SOCHI, Russia — Forget the slapdash hotel rooms of Sochi. See you on the lido deck.
Some Americans are enjoying the Winter Olympics from the comfort of three enormous cruise ships bobbing on the Black Sea — little noticed by most fans but docked within sight of the arenas hosting big events like figure skating.
Together the three vessels can hold about 5,000 people. And the guests of these floating hotels include the parents of most of the silver medal-winning women’s hockey team.
They aren’t doing it for the shuffleboard. Some of the Americans say they opted for the ships because of concerns about security in Sochi, or because they read reports before the games that hotel rooms weren’t going to be finished in time.
“You feel safer because you’re on a boat,” said Amador Subong of Sacramento, Calif., who spoke to NBC News as he was walked off one of them, the 726-foot-long Grand Holiday, to take in some skiing on Friday. “A hotel room may not be as secure.”
Sochi organizers would argue that the traditional hotel rooms are plenty secure — they’re within Russia’s famed, and so far impenetrable, “ring of steel” security zone — but the ships are impressively safeguarded.
To get on the Grand Holiday, for example, you have to flash Olympic fan credentials at three security checks, including one metal detector and two stations where guards check passports.
Once you’re on board, though — well, let’s just say there are no worries about muddy hotel grounds, brown tap water or meandering stray dogs. The Grand Holiday has a spa, a disco and three Jacuzzis.
It also has three restaurants. The lunch menu at one of them, on a recent day when NBC News boarded as a guest of two people staying on the ship, included beef burgundy with chateau potatoes, chicken cordon bleu, calamari and ratatouille.
Sadly, the casino is closed, at least while the ship is docked in Sochi.
“I’ve probably put on 20 pounds already,” laughed George Kay, 75, a retired history teacher from East Quogue, N.Y., who is staying on the Grand Holiday with his wife, Mary. “Every day it’s a different soup. I’m a big soup fan.”
Before the Olympics, the Kays were alarmed by incessant news accounts about a terrorist threat to the games — so much that they considered canceling their trip. They had attended the previous seven Olympics and eight of the past nine.
But they were reassured by reports that U.S. warships would be positioned in the Black Sea, perhaps able to help evacuate Americans if something went wrong. When Mary Kay found an online listing for rooms on the ship, they decided to come to Sochi.
“We were very nervous,” said Mary Kay, 68, who taught first grade until she retired. “But I like the ship because it’s contained. We’re not going to be wandering around. That was the biggest thing, that we wouldn’t be wandering around in the neighborhood.”
The Kays, who gushed about their experience in Sochi, are paying a little more than $5,000 total for 17 days on the ship.

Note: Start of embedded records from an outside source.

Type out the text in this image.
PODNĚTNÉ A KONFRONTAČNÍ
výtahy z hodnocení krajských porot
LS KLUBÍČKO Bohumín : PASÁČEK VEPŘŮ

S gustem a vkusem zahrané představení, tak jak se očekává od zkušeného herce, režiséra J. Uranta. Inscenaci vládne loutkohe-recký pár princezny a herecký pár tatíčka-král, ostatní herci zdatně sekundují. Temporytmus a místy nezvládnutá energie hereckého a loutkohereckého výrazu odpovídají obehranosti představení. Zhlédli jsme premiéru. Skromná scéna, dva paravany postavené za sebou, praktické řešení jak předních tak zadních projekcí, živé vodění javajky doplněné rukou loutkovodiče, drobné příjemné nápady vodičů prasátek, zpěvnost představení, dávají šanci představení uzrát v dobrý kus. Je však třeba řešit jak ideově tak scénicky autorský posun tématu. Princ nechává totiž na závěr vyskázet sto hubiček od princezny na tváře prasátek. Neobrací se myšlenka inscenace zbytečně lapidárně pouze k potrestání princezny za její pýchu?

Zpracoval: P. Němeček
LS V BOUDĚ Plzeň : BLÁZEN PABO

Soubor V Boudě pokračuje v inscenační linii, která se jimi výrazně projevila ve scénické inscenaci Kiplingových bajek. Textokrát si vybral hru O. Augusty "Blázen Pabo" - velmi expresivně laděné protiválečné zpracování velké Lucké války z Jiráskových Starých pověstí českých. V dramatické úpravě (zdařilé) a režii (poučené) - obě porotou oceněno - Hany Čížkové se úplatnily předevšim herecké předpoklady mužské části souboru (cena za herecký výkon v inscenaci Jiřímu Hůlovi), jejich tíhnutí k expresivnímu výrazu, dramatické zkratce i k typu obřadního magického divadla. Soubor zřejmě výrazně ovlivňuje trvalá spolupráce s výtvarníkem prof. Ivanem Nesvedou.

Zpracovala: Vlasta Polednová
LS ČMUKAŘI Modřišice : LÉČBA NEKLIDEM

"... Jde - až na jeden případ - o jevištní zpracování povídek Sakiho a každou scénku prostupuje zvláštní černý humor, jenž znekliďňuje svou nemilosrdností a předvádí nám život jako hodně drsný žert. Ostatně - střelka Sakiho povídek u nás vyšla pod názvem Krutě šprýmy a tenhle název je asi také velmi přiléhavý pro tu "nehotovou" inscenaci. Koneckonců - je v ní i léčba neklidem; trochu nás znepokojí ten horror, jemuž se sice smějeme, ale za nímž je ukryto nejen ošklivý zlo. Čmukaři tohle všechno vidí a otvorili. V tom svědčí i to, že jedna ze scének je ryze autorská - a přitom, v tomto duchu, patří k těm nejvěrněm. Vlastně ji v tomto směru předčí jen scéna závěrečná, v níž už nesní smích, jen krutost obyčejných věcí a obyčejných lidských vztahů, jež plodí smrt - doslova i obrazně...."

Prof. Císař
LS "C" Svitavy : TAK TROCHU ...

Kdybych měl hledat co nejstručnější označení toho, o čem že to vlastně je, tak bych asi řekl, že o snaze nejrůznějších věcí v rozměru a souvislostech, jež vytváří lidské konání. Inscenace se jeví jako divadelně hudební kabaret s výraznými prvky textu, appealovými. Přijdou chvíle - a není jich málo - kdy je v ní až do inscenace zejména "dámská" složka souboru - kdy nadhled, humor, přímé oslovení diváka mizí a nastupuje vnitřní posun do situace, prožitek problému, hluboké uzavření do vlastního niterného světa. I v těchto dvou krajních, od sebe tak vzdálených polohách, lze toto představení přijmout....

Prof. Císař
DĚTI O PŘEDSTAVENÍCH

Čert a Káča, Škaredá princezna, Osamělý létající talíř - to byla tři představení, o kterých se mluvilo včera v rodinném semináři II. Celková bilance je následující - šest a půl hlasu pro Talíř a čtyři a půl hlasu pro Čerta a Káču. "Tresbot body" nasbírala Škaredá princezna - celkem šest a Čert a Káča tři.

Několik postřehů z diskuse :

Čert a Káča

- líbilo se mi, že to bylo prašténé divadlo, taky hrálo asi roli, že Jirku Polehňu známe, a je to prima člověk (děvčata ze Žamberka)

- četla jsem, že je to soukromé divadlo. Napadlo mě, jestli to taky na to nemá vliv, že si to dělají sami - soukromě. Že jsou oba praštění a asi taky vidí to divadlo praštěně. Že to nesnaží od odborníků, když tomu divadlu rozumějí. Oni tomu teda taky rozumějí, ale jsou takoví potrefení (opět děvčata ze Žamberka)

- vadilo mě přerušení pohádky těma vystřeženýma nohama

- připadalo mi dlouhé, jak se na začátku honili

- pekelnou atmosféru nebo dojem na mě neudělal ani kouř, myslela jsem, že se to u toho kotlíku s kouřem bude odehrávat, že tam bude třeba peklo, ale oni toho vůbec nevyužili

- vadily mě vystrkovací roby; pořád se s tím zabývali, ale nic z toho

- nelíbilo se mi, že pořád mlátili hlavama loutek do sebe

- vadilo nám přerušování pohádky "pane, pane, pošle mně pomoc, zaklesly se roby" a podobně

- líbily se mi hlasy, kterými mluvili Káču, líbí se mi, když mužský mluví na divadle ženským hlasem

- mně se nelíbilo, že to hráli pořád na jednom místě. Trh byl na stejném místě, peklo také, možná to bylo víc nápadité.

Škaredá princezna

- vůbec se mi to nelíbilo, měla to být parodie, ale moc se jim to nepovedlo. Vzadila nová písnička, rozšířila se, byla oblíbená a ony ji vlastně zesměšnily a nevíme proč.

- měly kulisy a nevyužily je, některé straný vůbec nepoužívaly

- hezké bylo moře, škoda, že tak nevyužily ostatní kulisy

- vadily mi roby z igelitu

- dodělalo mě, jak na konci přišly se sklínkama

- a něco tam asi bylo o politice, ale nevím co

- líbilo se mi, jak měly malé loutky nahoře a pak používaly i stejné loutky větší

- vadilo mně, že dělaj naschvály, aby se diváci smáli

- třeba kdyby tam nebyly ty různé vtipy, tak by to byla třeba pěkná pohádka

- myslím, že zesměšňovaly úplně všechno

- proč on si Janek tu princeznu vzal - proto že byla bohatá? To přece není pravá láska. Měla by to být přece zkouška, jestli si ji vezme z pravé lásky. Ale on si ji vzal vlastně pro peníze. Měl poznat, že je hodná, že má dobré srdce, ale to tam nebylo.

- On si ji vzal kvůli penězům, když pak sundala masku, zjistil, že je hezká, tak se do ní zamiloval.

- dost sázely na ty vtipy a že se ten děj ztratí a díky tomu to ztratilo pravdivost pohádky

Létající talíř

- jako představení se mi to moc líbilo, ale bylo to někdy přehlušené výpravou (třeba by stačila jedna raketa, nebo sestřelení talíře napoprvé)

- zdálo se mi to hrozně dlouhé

Their room is small and spare — some closets, a double bed and not much else — but has a view of the Caucasus Mountains.
They keep a packed Olympic schedule, usually two events a day, but when temperatures soared into the 60s earlier in the games, a cruise ship seemed the right place to be. They napped on one of the decks.
Next door to them are the Thomson Spirit and the Louis Olympia, with comparable amenities. Among the Olympic distractions on the Louis Olympia, for example, are five bars, a hair salon and a massage room.
The Louis Olympia and Grand Holiday can also boast a gaggle of hockey families. All but a handful of the families of the women’s hockey team, which took silver in Sochi, are staying on the two ships, said Susan McLoughlin, the mother of Brianne McLaughlin, a goalie.
“We were told many, many months ahead of time that nothing was really ready,” she said. “We heard that the ships were available, and we just jumped on it.”
The only drawback, she said, is that the families are so exhausted by the day’s activities in Sochi that they don’t have the energy to do much on the boat besides sit and get to know each other.
But she said the families have been thrilled with the accommodations: “If I had to do it all over again, I’d stay on the ship.”
It is not clear how full the ships are — calls to their parent companies went unreturned — but each day, guests stream onto the gritty patch of land at Adler Seaport and hail cabs to events, or make the half-hour’s walk toward Olympic Park.
The 22,000 hotel rooms that Russia had to build on dry land to stage the Sochi Games have not enjoyed such rave reviews.
An International Olympic Committee official said earlier in the games that it took a “red alert” to get everything ready, and arriving visitors in Sochi found rooms still missing bathroom fixtures, hot water or even lobbies.
Doc Noori, a friend of Subong’s who traveled with him from Sacramento to Sochi, said they booked hotel rooms months before the Olympics. But the hotel is 30 miles away from the main events, and expensive.
The clincher came when the friends read reviews online three months ago saying that the bathrooms weren’t working. They canceled and booked at the Grand Holiday, paying about $2,000 apiece for nine nights.
“The quarters are a little cramped, but they’re clean,” Noori said. “The service is nice.”
His only complaint hardly even registers as one of Sochi’s infamous #SochiProblems.
“The food,” he said, “can be a little bland.”